Moreover, Islâm has a theory, which alone is sufficient to justify the whole later development of doctrine as well as of law. This theory, whose importance for the system can hardly be overestimated, and which, nevertheless, has until very recent times constantly been overlooked by Western students of Islâm, finds its classical expression in the following words, put into the mouth of Mohammed: "My community will never agree in an error." In terms more familiar to us, this means that the Mohammedan Church taken as a whole is infallible; that all the decisions on matters practical or theoretical, on which it is agreed, are binding upon its members. Nowhere else is the catholic instinct of Islâm more clearly expressed.

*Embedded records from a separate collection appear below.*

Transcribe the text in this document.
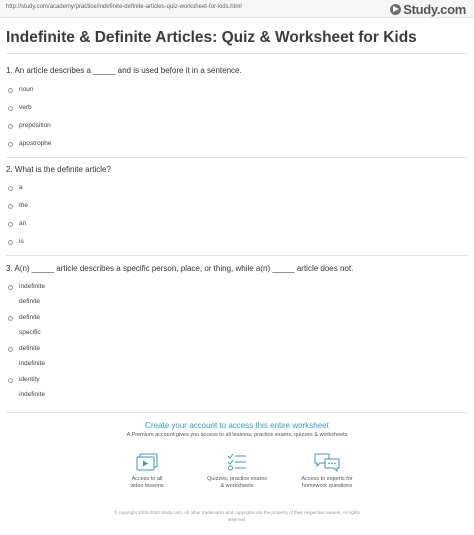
http://study.com/academy/practice/indefinite-definite-articles-quiz-worksheet-for-kids.html	Study.com
Indefinite & Definite Articles: Quiz & Worksheet for Kids
1. An article describes a _____ and is used before it in a sentence.
noun
verb
preposition
apostrophe
2. What is the definite article?
a
the
an
is
3. A(n) _____ article describes a specific person, place, or thing, while a(n) _____ article does not.
indefinite
definite
definite
specific
definite
indefinite
identity
indefinite
Create your account to access this entire worksheet
A Premium account gives you access to all lessons, practice exams, quizzes & worksheets
Access to all
video lessons
Quizzes, practice exams
& worksheets
Access to experts for
homework questions
© copyright 2003-2020 Study.com. All other trademarks and copyrights are the property of their respective owners. All rights
reserved.
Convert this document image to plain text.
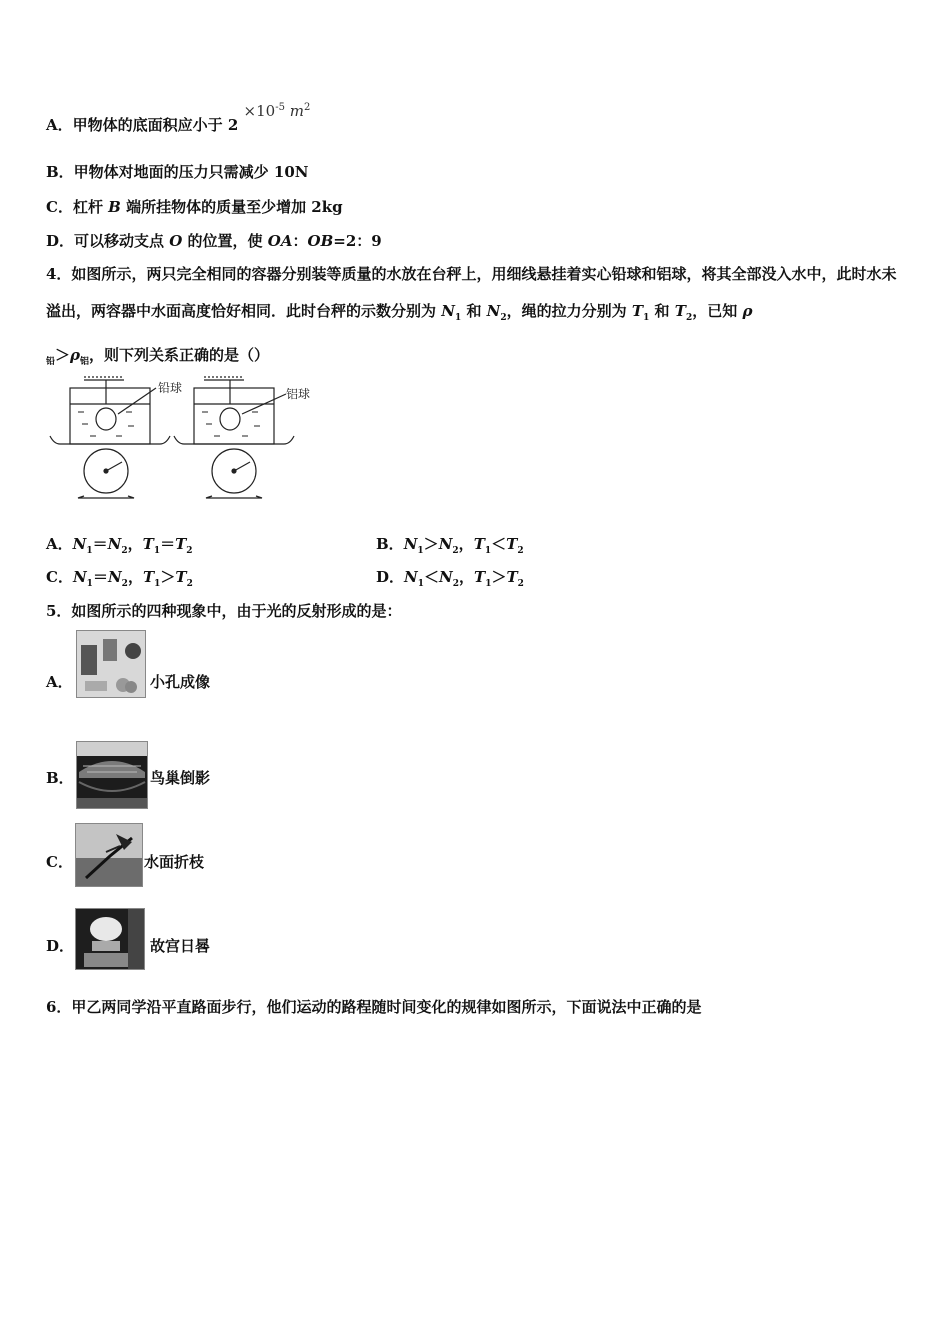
A．甲物体的底面积应小于 $2 \times 10^{-5}$ $m^2$
B．甲物体对地面的压力只需减少 10N
C．杠杆 B 端所挂物体的质量至少增加 2kg
D．可以移动支点 O 的位置，使 OA：OB=2：9
4．如图所示，两只完全相同的容器分别装等质量的水放在台秤上，用细线悬挂着实心铅球和铝球，将其全部没入水中，此时水未溢出，两容器中水面高度恰好相同．此时台秤的示数分别为 $N_1$ 和 $N_2$，绳的拉力分别为 $T_1$ 和 $T_2$，已知 ρ
$_铅>\rho_铝$，则下列关系正确的是（）
铅球	铝球
A．$N_1=N_2$，$T_1=T_2$	B．$N_1>N_2$，$T_1<T_2$
C．$N_1=N_2$，$T_1>T_2$	D．$N_1<N_2$，$T_1>T_2$
5．如图所示的四种现象中，由于光的反射形成的是：
A．	小孔成像
B．	鸟巢倒影
C．	水面折枝
D．	故宫日晷
6．甲乙两同学沿平直路面步行，他们运动的路程随时间变化的规律如图所示，下面说法中正确的是
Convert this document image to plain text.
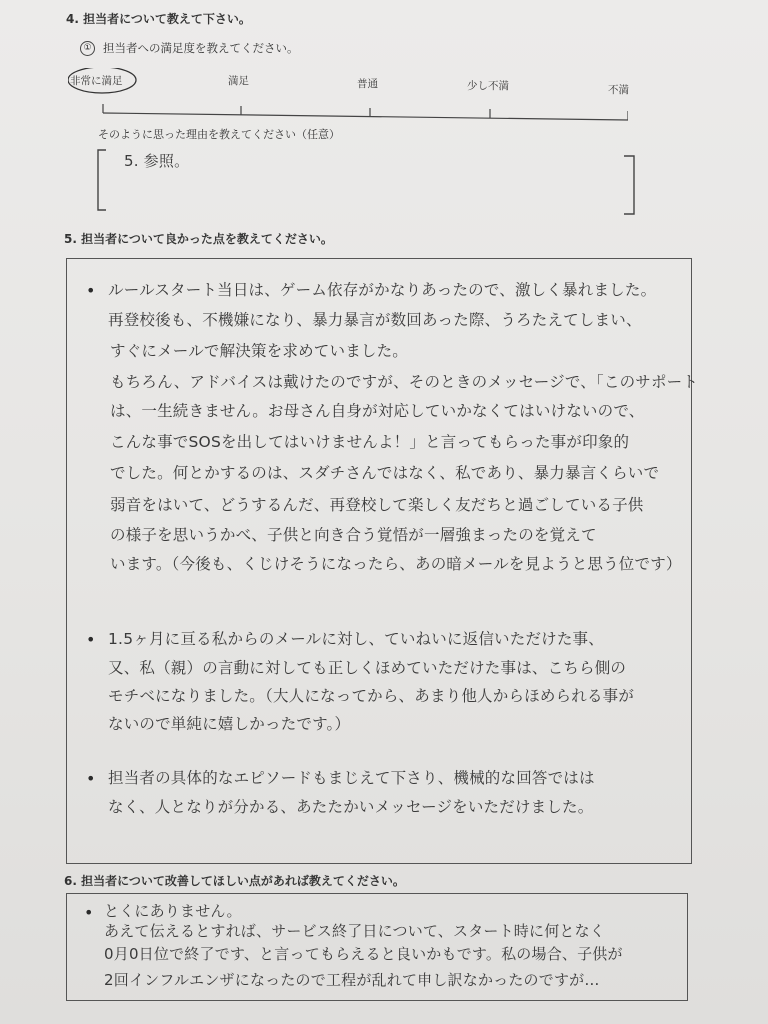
4. 担当者について教えて下さい。
① 担当者への満足度を教えてください。
非常に満足	満足	普通	少し不満	不満
そのように思った理由を教えてください（任意）
5. 参照。
5. 担当者について良かった点を教えてください。
• ルールスタート当日は、ゲーム依存がかなりあったので、激しく暴れました。
再登校後も、不機嫌になり、暴力暴言が数回あった際、うろたえてしまい、
すぐにメールで解決策を求めていました。
もちろん、アドバイスは戴けたのですが、そのときのメッセージで、「このサポート
は、一生続きません。お母さん自身が対応していかなくてはいけないので、
こんな事でSOSを出してはいけませんよ！」と言ってもらった事が印象的
でした。何とかするのは、スダチさんではなく、私であり、暴力暴言くらいで
弱音をはいて、どうするんだ、再登校して楽しく友だちと過ごしている子供
の様子を思いうかべ、子供と向き合う覚悟が一層強まったのを覚えて
います。（今後も、くじけそうになったら、あの暗メールを見ようと思う位です）
• 1.5ヶ月に亘る私からのメールに対し、ていねいに返信いただけた事、
又、私（親）の言動に対しても正しくほめていただけた事は、こちら側の
モチベになりました。（大人になってから、あまり他人からほめられる事が
ないので単純に嬉しかったです。）
• 担当者の具体的なエピソードもまじえて下さり、機械的な回答ではは
なく、人となりが分かる、あたたかいメッセージをいただけました。
6. 担当者について改善してほしい点があれば教えてください。
• とくにありません。
あえて伝えるとすれば、サービス終了日について、スタート時に何となく
0月0日位で終了です、と言ってもらえると良いかもです。私の場合、子供が
2回インフルエンザになったので工程が乱れて申し訳なかったのですが…
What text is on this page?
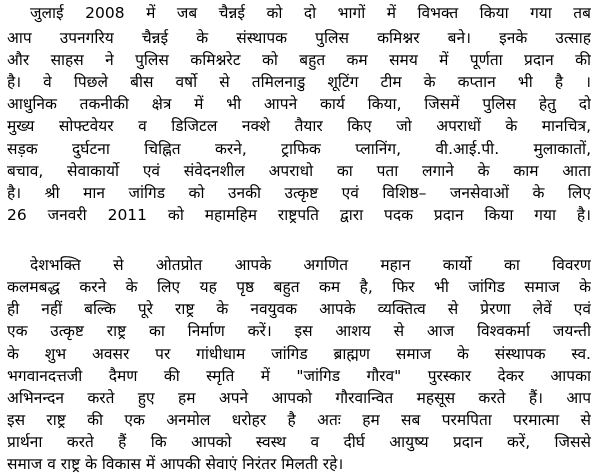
जुलाई 2008 में जब चैन्नई को दो भागों में विभक्त किया गया तब
आप उपनगरिय चैन्नई के संस्थापक पुलिस कमिश्नर बने। इनके उत्साह
और साहस ने पुलिस कमिश्नरेट को बहुत कम समय में पूर्णता प्रदान की
है। वे पिछले बीस वर्षो से तमिलनाडु शूटिंग टीम के कप्तान भी है ।
आधुनिक तकनीकी क्षेत्र में भी आपने कार्य किया, जिसमें पुलिस हेतु दो
मुख्य सोफ्टवेयर व डिजिटल नक्शे तैयार किए जो अपराधों के मानचित्र,
सड़क दुर्घटना चिह्नित करने, ट्राफिक प्लानिंग, वी.आई.पी. मुलाकातों,
बचाव, सेवाकार्यो एवं संवेदनशील अपराधो का पता लगाने के काम आता
है। श्री मान जांगिड को उनकी उत्कृष्ट एवं विशिष्ठ– जनसेवाओं के लिए
26 जनवरी 2011 को महामहिम राष्ट्रपति द्वारा पदक प्रदान किया गया है।
देशभक्ति से ओतप्रोत आपके अगणित महान कार्यो का विवरण
कलमबद्ध करने के लिए यह पृष्ठ बहुत कम है, फिर भी जांगिड समाज के
ही नहीं बल्कि पूरे राष्ट्र के नवयुवक आपके व्यक्तित्व से प्रेरणा लेवें एवं
एक उत्कृष्ट राष्ट्र का निर्माण करें। इस आशय से आज विश्वकर्मा जयन्ती
के शुभ अवसर पर गांधीधाम जांगिड ब्राह्मण समाज के संस्थापक स्व.
भगवानदत्तजी दैमण की स्मृति में "जांगिड गौरव" पुरस्कार देकर आपका
अभिनन्दन करते हुए हम अपने आपको गौरवान्वित महसूस करते हैं। आप
इस राष्ट्र की एक अनमोल धरोहर है अतः हम सब परमपिता परमात्मा से
प्रार्थना करते हैं कि आपको स्वस्थ व दीर्घ आयुष्य प्रदान करें, जिससे
समाज व राष्ट्र के विकास में आपकी सेवाएं निरंतर मिलती रहे।
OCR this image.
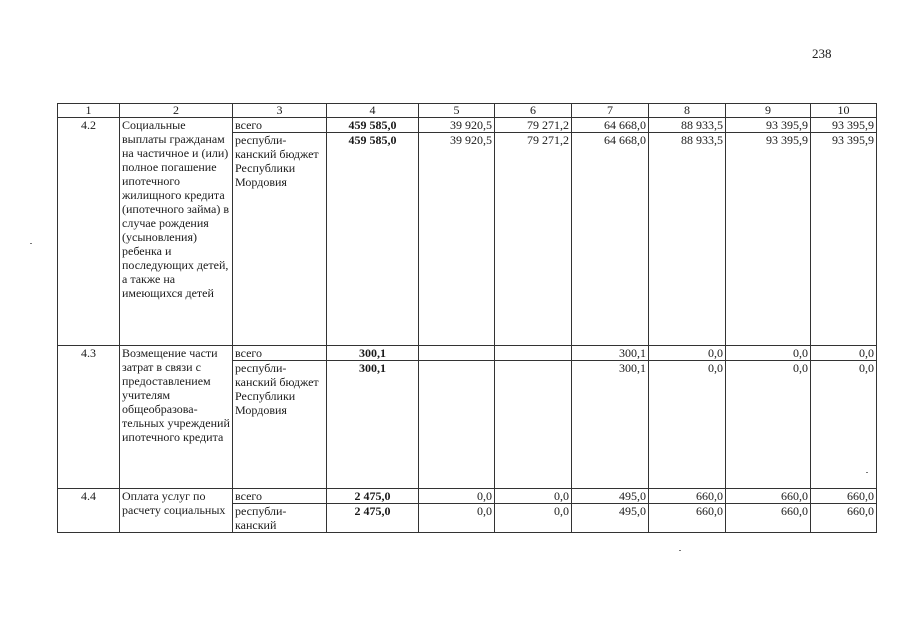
238
1	2	3	4	5	6	7	8	9	10
4.2	Социальные выплаты гражданам на частичное и (или) полное погашение ипотечного жилищного кредита (ипотечного займа) в случае рождения (усыновления) ребенка и последующих детей, а также на имеющихся детей	всего	459 585,0	39 920,5	79 271,2	64 668,0	88 933,5	93 395,9	93 395,9
		республи-канский бюджет Республики Мордовия	459 585,0	39 920,5	79 271,2	64 668,0	88 933,5	93 395,9	93 395,9
4.3	Возмещение части затрат в связи с предоставлением учителям общеобразова-тельных учреждений ипотечного кредита	всего	300,1			300,1	0,0	0,0	0,0
		республи-канский бюджет Республики Мордовия	300,1			300,1	0,0	0,0	0,0
4.4	Оплата услуг по расчету социальных	всего	2 475,0	0,0	0,0	495,0	660,0	660,0	660,0
		республи-канский	2 475,0	0,0	0,0	495,0	660,0	660,0	660,0
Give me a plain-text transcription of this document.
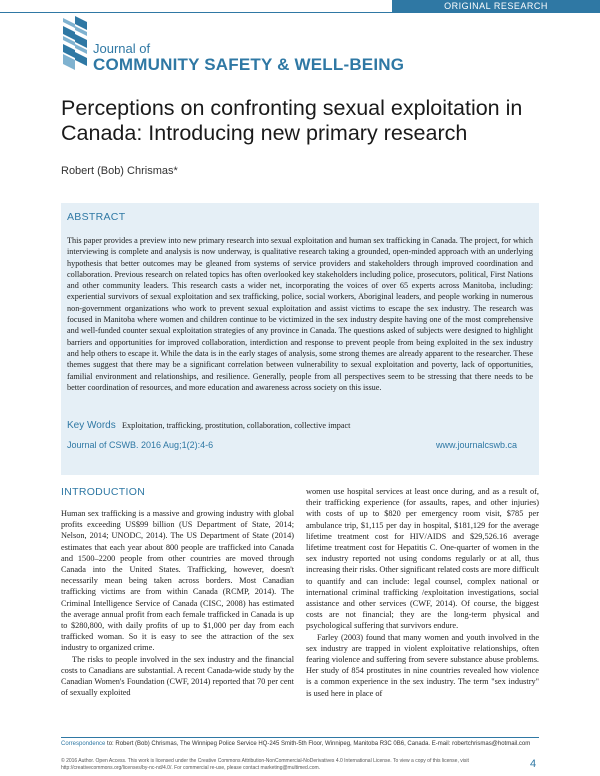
ORIGINAL RESEARCH
Journal of
COMMUNITY SAFETY & WELL-BEING
Perceptions on confronting sexual exploitation in Canada: Introducing new primary research
Robert (Bob) Chrismas*
ABSTRACT
This paper provides a preview into new primary research into sexual exploitation and human sex trafficking in Canada. The project, for which interviewing is complete and analysis is now underway, is qualitative research taking a grounded, open-minded approach with an underlying hypothesis that better outcomes may be gleaned from systems of service providers and stakeholders through improved coordination and collaboration. Previous research on related topics has often overlooked key stakeholders including police, prosecutors, political, First Nations and other community leaders. This research casts a wider net, incorporating the voices of over 65 experts across Manitoba, including: experiential survivors of sexual exploitation and sex trafficking, police, social workers, Aboriginal leaders, and people working in numerous non-government organizations who work to prevent sexual exploitation and assist victims to escape the sex industry. The research was focused in Manitoba where women and children continue to be victimized in the sex industry despite having one of the most comprehensive and well-funded counter sexual exploitation strategies of any province in Canada. The questions asked of subjects were designed to highlight barriers and opportunities for improved collaboration, interdiction and response to prevent people from being exploited in the sex industry and help others to escape it. While the data is in the early stages of analysis, some strong themes are already apparent to the researcher. These themes suggest that there may be a significant correlation between vulnerability to sexual exploitation and poverty, lack of opportunities, familial environment and relationships, and resilience. Generally, people from all perspectives seem to be stressing that there needs to be better coordination of resources, and more education and awareness across society on this issue.
Key Words Exploitation, trafficking, prostitution, collaboration, collective impact
Journal of CSWB. 2016 Aug;1(2):4-6	www.journalcswb.ca
INTRODUCTION

Human sex trafficking is a massive and growing industry with global profits exceeding US$99 billion (US Department of State, 2014; Nelson, 2014; UNODC, 2014). The US Department of State (2014) estimates that each year about 800 people are trafficked into Canada and 1500–2200 people from other countries are moved through Canada into the United States. Trafficking, however, doesn't necessarily mean being taken across borders. Most Canadian trafficking victims are from within Canada (RCMP, 2014). The Criminal Intelligence Service of Canada (CISC, 2008) has estimated the average annual profit from each female trafficked in Canada is up to $280,800, with daily profits of up to $1,000 per day from each trafficked woman. So it is easy to see the attraction of the sex industry to organized crime.

The risks to people involved in the sex industry and the financial costs to Canadians are substantial. A recent Canada-wide study by the Canadian Women's Foundation (CWF, 2014) reported that 70 per cent of sexually exploited

women use hospital services at least once during, and as a result of, their trafficking experience (for assaults, rapes, and other injuries) with costs of up to $820 per emergency room visit, $785 per ambulance trip, $1,115 per day in hospital, $181,129 for the average lifetime treatment cost for HIV/AIDS and $29,526.16 average lifetime treatment cost for Hepatitis C. One-quarter of women in the sex industry reported not using condoms regularly or at all, thus increasing their risks. Other significant related costs are more difficult to quantify and can include: legal counsel, complex national or international criminal trafficking /exploitation investigations, social assistance and other services (CWF, 2014). Of course, the biggest costs are not financial; they are the long-term physical and psychological suffering that survivors endure.

Farley (2003) found that many women and youth involved in the sex industry are trapped in violent exploitative relationships, often fearing violence and suffering from severe substance abuse problems. Her study of 854 prostitutes in nine countries revealed how violence is a common experience in the sex industry. The term "sex industry" is used here in place of

Correspondence to: Robert (Bob) Chrismas, The Winnipeg Police Service HQ-245 Smith-5th Floor, Winnipeg, Manitoba R3C 0B6, Canada. E-mail: robertchrismas@hotmail.com
© 2016 Author. Open Access. This work is licensed under the Creative Commons Attribution-NonCommercial-NoDerivatives 4.0 International License. To view a copy of this license, visit http://creativecommons.org/licenses/by-nc-nd/4.0/. For commercial re-use, please contact marketing@multimed.com.	4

A faithful Mohammedan student, after having struggled through a handbook of law, may be vexed by a doubt as to whether these endless casuistic precepts have been rightly deduced from the Qorân and the Sacred Tradition. His doubt, however, will at once be silenced, if he bears in mind that Allah speaks more plainly to him by this infallible Agreement (_Ijmâ'_) of the Community than through Qorân and Tradition; nay, that the contents of both those sacred sources, without this perfect intermediary, would be to a great extent unintelligible to him. Even the differences between the schools of law may be based on this theory of the Ijmâ'; for, does not the infallible Agreement of the Community teach us that a certain diversity of opinion is a merciful gift of God? It was through the Agreement that dogmatic speculations as well as minute discussions about points of law became legitimate. The stamp of Ijmâ' was essential to every rule of faith and life, to all manners and customs.

All sorts of religious ideas and practices, which could not possibly be deduced from Mohammed's message, entered the Moslim world by the permission of Ijmâ'. Here we need think only of mysticism and of the cult of saints.